In 1993, the government of Burkina Faso took on the project of improving the quality of health services by upgrading facilities and skills, achieving control of endemic parasitic diseases, and strengthening sector institutions. Total health care expenditures as of 1999 were an estimated 4.1% of GDP.

As of 1999, it was estimated that there were fewer than 0.05 physicians and 1.4 hospital beds per 1,000 people. The hospital at Ouagadougou is one of the majority modern in Africa. Medical centers at Bobo-Dioulasso carry on research on insect-borne diseases. Mobile medical units attempt to control leprosy, sleeping sickness, yellow fever, and other contagious diseases. There were 2,824 new cases of measles in 1994.

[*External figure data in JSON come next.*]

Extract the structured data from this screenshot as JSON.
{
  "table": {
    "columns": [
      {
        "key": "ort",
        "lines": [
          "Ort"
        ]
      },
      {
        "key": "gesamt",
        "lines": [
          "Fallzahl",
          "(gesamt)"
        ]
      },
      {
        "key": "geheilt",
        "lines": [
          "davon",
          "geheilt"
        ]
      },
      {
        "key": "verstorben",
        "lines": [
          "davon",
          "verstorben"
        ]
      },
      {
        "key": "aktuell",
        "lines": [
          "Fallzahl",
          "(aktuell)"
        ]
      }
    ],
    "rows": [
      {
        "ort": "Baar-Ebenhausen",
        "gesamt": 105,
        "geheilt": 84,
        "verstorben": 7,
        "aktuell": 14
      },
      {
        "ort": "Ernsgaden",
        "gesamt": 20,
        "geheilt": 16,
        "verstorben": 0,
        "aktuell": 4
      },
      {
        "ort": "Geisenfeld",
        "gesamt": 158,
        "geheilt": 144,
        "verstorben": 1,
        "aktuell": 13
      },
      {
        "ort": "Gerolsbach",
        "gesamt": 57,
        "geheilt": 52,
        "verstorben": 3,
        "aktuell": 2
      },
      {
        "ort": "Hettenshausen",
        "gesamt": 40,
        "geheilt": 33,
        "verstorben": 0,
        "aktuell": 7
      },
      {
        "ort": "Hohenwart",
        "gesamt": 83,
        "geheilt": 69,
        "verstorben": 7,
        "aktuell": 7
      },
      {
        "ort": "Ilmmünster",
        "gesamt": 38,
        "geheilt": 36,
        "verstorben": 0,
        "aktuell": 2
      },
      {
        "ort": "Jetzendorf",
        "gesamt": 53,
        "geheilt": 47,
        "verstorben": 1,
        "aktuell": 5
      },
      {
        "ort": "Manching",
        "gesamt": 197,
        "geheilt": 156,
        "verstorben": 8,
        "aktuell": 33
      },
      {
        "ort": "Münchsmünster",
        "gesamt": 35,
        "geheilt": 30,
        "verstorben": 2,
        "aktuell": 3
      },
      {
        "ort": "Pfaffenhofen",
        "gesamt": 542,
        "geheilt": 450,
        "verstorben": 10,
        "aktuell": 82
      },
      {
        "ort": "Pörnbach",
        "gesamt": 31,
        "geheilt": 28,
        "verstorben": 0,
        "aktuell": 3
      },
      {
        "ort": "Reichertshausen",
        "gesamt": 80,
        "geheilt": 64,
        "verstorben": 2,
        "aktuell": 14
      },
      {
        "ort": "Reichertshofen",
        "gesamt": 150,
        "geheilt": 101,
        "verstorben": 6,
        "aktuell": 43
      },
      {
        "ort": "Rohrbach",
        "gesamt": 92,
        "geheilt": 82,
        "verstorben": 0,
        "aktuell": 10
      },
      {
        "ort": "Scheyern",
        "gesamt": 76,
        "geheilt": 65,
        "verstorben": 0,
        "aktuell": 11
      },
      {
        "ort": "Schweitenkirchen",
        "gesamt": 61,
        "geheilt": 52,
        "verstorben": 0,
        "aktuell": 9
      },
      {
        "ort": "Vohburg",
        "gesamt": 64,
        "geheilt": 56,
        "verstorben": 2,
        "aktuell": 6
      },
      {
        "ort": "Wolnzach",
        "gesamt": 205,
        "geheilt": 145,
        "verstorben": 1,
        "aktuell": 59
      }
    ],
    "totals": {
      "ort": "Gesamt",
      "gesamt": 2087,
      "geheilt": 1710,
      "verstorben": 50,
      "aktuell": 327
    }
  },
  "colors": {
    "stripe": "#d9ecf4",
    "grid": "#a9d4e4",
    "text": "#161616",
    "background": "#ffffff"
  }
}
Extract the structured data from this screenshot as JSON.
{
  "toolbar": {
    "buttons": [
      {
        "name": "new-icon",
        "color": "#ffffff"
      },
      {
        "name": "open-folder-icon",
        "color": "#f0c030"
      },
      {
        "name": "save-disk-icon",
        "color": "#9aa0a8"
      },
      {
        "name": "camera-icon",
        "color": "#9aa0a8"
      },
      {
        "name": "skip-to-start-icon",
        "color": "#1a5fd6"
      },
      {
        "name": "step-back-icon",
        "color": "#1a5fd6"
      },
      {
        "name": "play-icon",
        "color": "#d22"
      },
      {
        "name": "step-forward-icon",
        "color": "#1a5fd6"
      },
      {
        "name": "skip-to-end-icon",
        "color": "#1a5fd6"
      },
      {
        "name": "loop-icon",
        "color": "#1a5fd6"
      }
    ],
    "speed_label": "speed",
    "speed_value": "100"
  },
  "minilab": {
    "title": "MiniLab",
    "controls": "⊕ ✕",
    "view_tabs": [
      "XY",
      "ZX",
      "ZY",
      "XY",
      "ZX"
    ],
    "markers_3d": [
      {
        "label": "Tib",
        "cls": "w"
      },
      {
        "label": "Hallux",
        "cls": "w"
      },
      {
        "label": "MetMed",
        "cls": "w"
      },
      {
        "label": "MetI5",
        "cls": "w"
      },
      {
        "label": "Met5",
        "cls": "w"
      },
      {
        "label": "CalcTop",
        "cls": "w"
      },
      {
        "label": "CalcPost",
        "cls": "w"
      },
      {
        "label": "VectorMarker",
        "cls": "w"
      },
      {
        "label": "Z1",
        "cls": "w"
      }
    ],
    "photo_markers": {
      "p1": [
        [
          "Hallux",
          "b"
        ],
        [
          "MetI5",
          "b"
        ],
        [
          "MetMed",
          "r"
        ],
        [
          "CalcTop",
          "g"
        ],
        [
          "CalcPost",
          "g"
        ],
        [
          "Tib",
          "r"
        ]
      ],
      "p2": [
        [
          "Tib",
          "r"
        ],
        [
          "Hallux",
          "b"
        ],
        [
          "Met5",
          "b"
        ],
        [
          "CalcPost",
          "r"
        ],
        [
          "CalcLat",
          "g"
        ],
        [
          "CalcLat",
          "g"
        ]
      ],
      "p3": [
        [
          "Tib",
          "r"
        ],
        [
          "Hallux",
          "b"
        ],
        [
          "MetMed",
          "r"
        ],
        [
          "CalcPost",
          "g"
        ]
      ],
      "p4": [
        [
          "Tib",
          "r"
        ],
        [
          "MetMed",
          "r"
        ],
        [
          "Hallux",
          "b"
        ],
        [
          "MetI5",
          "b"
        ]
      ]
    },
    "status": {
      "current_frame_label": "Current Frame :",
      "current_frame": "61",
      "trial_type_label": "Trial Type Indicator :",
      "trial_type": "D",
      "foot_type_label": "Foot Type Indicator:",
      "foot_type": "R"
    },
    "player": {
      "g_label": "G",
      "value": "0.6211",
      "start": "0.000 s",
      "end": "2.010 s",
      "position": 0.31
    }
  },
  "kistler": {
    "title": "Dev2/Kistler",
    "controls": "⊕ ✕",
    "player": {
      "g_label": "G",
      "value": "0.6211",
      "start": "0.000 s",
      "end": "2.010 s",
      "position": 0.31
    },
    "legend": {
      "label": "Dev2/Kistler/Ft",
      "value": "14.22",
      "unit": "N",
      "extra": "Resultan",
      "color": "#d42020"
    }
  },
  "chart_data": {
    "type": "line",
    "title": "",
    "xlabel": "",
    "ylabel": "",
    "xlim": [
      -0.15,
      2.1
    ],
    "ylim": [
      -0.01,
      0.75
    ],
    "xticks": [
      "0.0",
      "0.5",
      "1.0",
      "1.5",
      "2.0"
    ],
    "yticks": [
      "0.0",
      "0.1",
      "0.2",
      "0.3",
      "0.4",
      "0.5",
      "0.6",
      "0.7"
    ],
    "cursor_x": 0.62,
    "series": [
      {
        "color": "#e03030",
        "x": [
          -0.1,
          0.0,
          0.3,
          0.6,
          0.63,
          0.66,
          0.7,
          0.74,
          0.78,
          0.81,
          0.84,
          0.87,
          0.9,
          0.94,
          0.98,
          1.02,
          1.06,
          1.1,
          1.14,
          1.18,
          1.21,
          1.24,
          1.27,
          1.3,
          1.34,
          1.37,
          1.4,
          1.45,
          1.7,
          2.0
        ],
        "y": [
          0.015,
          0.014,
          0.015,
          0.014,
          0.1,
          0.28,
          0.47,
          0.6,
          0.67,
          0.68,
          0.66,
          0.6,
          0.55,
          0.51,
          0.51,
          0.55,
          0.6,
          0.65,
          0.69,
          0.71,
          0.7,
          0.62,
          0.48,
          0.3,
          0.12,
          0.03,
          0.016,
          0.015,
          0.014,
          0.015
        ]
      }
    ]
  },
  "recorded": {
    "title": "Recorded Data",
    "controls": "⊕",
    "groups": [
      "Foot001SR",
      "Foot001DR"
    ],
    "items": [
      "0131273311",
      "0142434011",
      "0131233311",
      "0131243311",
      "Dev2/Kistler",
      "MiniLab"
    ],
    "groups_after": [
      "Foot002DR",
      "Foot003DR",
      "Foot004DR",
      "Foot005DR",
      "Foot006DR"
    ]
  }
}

One of Burkina Faso's most critical health problems is onchocerciasis (river blindness), which touches 84% of the total land area and causes a lot of thousands of people to desert settlements infected by the fly vector. A control program has had some success. About two-thirds of Burkina Faso residents have access to safe water. In early 1997, a meningitis epidemic in West Africa spread to Burkina Faso, resulting in 724 deaths out of 5,571 cases.

The infant mortality rate in 2000 was 104 per 1,000 live births. The crude birth rate was 44.34 in 1999. The incidence of low-birth weight babies was 21% in 1993–96. As of 2000, only 12% of married women (ages 15 to 49) used contraception. As of 1999, Burkina Faso immunized children up to one year old as follows: diphtheria, pertussis, and tetanus, 42% and measles, 53%.

In 1999, there were 319 cases of tuberculosis per 100,000 people. Average life expectancy in 2000 was estimated at 44 years and the death rate was 17.1 per 1,000. At the end of 2001, the number of people living with HIV/AIDS was estimated at 440,000 (inclunding 6.5% of the adult people) and deaths from AIDS that year were estimated at 44,000. HIV prevalence in 1999 was 6.44 per 100 adults.

In Burkina Faso, 70% of all women undergo female genital mutation. In 1994, 3.5 million women and girls were affected. Currently, no laws restrict this procedure.